— Да что с тобой такое?
Грива ее черных волос переброшена через плечо и благоухает огуречным шампунем. Мама работает бухгалтером в фитнес-зале, но, хотя и сидит весь день в офисе, царящий там запах пота увязывается за ней, как пьяница за бутылкой. Поэтому, вернувшись домой, она всегда первым делом отправляется в душ.
— Нелегкий выдался день, — отвечаю я.
— Хадсон? — спрашивает папа.
— Бинго.
Папа качает головой, не отвлекаясь от мытья кастрюль и сковородок. Этому секрету его научил дедушка: сидя за столом с набитым желудком, особенно грустно смотреть на высящиеся в раковине горы. По смуглым ладоням бегут пенные струйки.
— Диего, давай скорее, я с голоду умираю. — Мама протягивает мне приборы. — Бенито, накрой на стол. Расскажешь всё после молитвы.
Я раскладываю ножи и вилки по обеденным коврикам, спонтанно купленным в магазине на углу, когда наши финансовые дела шли чуть лучше нынешнего. Мамин — в форме совы, ее любимой птицы. Папин — льняной, в черных и белых полосках, которые он вечно ковыряет ногтем, дожидаясь, пока мы закончим с едой. А на моем красуется тираннозавр, пьющий из фонтана. Вот только он не вызывает у меня улыбку с тех самых пор, как я порвал с Хадсоном.
Наконец мы усаживаемся вплотную друг к другу. Не припомню, чтобы кто-то из родителей когда-либо сидел во главе стола. Мама находит это чересчур пафосным — словно мы пируем в тронном зале замка, а не ужинаем в тесной квартирке с двумя спальнями. А папа просто не хочет сидеть далеко от мамы.
Мы беремся за руки, и мама приступает к молитве. Для моих родителей вера — не пустой звук, но при этом у нас здоровое отношение к религии. Мы не из тех кондовых католиков, которые размахивают Библией, но при этом выборочно игнорируют заповеди, мешающие им изрыгать ненависть.
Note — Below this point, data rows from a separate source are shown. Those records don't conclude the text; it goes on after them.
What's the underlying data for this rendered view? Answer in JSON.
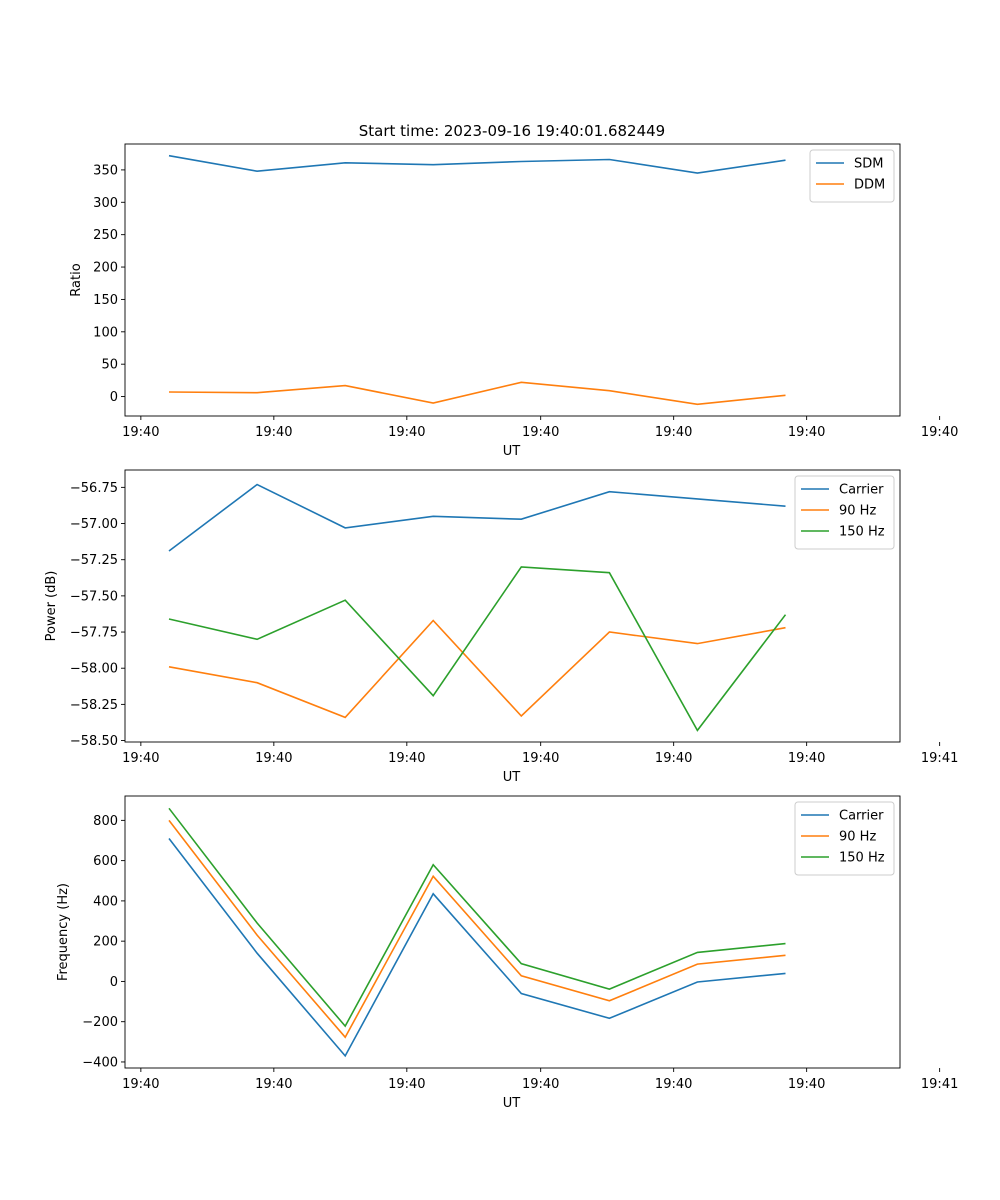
{
  "figure_title": "Start time: 2023-09-16 19:40:01.682449",
  "colors": {
    "blue": "#1f77b4",
    "orange": "#ff7f0e",
    "green": "#2ca02c",
    "axis": "#000000"
  },
  "chart_data": [
    {
      "type": "line",
      "title": "Start time: 2023-09-16 19:40:01.682449",
      "xlabel": "UT",
      "ylabel": "Ratio",
      "x": [
        1,
        2,
        3,
        4,
        5,
        6,
        7,
        8
      ],
      "xlim": [
        0.5,
        9.3
      ],
      "x_ticks": [
        0.68,
        2.19,
        3.7,
        5.22,
        6.73,
        8.24,
        9.75
      ],
      "x_tick_labels": [
        "19:40",
        "19:40",
        "19:40",
        "19:40",
        "19:40",
        "19:40",
        "19:40"
      ],
      "ylim": [
        -30,
        390
      ],
      "y_ticks": [
        0,
        50,
        100,
        150,
        200,
        250,
        300,
        350
      ],
      "y_tick_labels": [
        "0",
        "50",
        "100",
        "150",
        "200",
        "250",
        "300",
        "350"
      ],
      "legend_position": "top-right",
      "series": [
        {
          "name": "SDM",
          "color": "#1f77b4",
          "values": [
            372,
            348,
            361,
            358,
            363,
            366,
            345,
            365
          ]
        },
        {
          "name": "DDM",
          "color": "#ff7f0e",
          "values": [
            7,
            6,
            17,
            -10,
            22,
            9,
            -12,
            2
          ]
        }
      ]
    },
    {
      "type": "line",
      "title": "",
      "xlabel": "UT",
      "ylabel": "Power (dB)",
      "x": [
        1,
        2,
        3,
        4,
        5,
        6,
        7,
        8
      ],
      "xlim": [
        0.5,
        9.3
      ],
      "x_ticks": [
        0.68,
        2.19,
        3.7,
        5.22,
        6.73,
        8.24,
        9.75
      ],
      "x_tick_labels": [
        "19:40",
        "19:40",
        "19:40",
        "19:40",
        "19:40",
        "19:40",
        "19:41"
      ],
      "ylim": [
        -58.51,
        -56.63
      ],
      "y_ticks": [
        -58.5,
        -58.25,
        -58.0,
        -57.75,
        -57.5,
        -57.25,
        -57.0,
        -56.75
      ],
      "y_tick_labels": [
        "−58.50",
        "−58.25",
        "−58.00",
        "−57.75",
        "−57.50",
        "−57.25",
        "−57.00",
        "−56.75"
      ],
      "legend_position": "top-right",
      "series": [
        {
          "name": "Carrier",
          "color": "#1f77b4",
          "values": [
            -57.19,
            -56.73,
            -57.03,
            -56.95,
            -56.97,
            -56.78,
            -56.83,
            -56.88
          ]
        },
        {
          "name": "90 Hz",
          "color": "#ff7f0e",
          "values": [
            -57.99,
            -58.1,
            -58.34,
            -57.67,
            -58.33,
            -57.75,
            -57.83,
            -57.72
          ]
        },
        {
          "name": "150 Hz",
          "color": "#2ca02c",
          "values": [
            -57.66,
            -57.8,
            -57.53,
            -58.19,
            -57.3,
            -57.34,
            -58.43,
            -57.63
          ]
        }
      ]
    },
    {
      "type": "line",
      "title": "",
      "xlabel": "UT",
      "ylabel": "Frequency (Hz)",
      "x": [
        1,
        2,
        3,
        4,
        5,
        6,
        7,
        8
      ],
      "xlim": [
        0.5,
        9.3
      ],
      "x_ticks": [
        0.68,
        2.19,
        3.7,
        5.22,
        6.73,
        8.24,
        9.75
      ],
      "x_tick_labels": [
        "19:40",
        "19:40",
        "19:40",
        "19:40",
        "19:40",
        "19:40",
        "19:41"
      ],
      "ylim": [
        -430,
        921
      ],
      "y_ticks": [
        -400,
        -200,
        0,
        200,
        400,
        600,
        800
      ],
      "y_tick_labels": [
        "−400",
        "−200",
        "0",
        "200",
        "400",
        "600",
        "800"
      ],
      "legend_position": "top-right",
      "series": [
        {
          "name": "Carrier",
          "color": "#1f77b4",
          "values": [
            710,
            140,
            -370,
            435,
            -60,
            -183,
            -3,
            40
          ]
        },
        {
          "name": "90 Hz",
          "color": "#ff7f0e",
          "values": [
            800,
            230,
            -277,
            522,
            28,
            -96,
            86,
            130
          ]
        },
        {
          "name": "150 Hz",
          "color": "#2ca02c",
          "values": [
            860,
            290,
            -222,
            580,
            88,
            -38,
            144,
            188
          ]
        }
      ]
    }
  ]
}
Нет, мы из тех католиков, которые считают, что люди не попадают в ад из-за ориентации, отличной от традиционной, — и так было еще до моего рождения. Родители молятся более-менее постоянно, а я — в основном за ужином. Этим вечером мама благодарит Бога за еду на нашем столе, просит здоровья бабушке, которая недавно упала, выходя из машины, молится о прибавке папе в его аптеке, а также о том, чтобы у всех все было хорошо.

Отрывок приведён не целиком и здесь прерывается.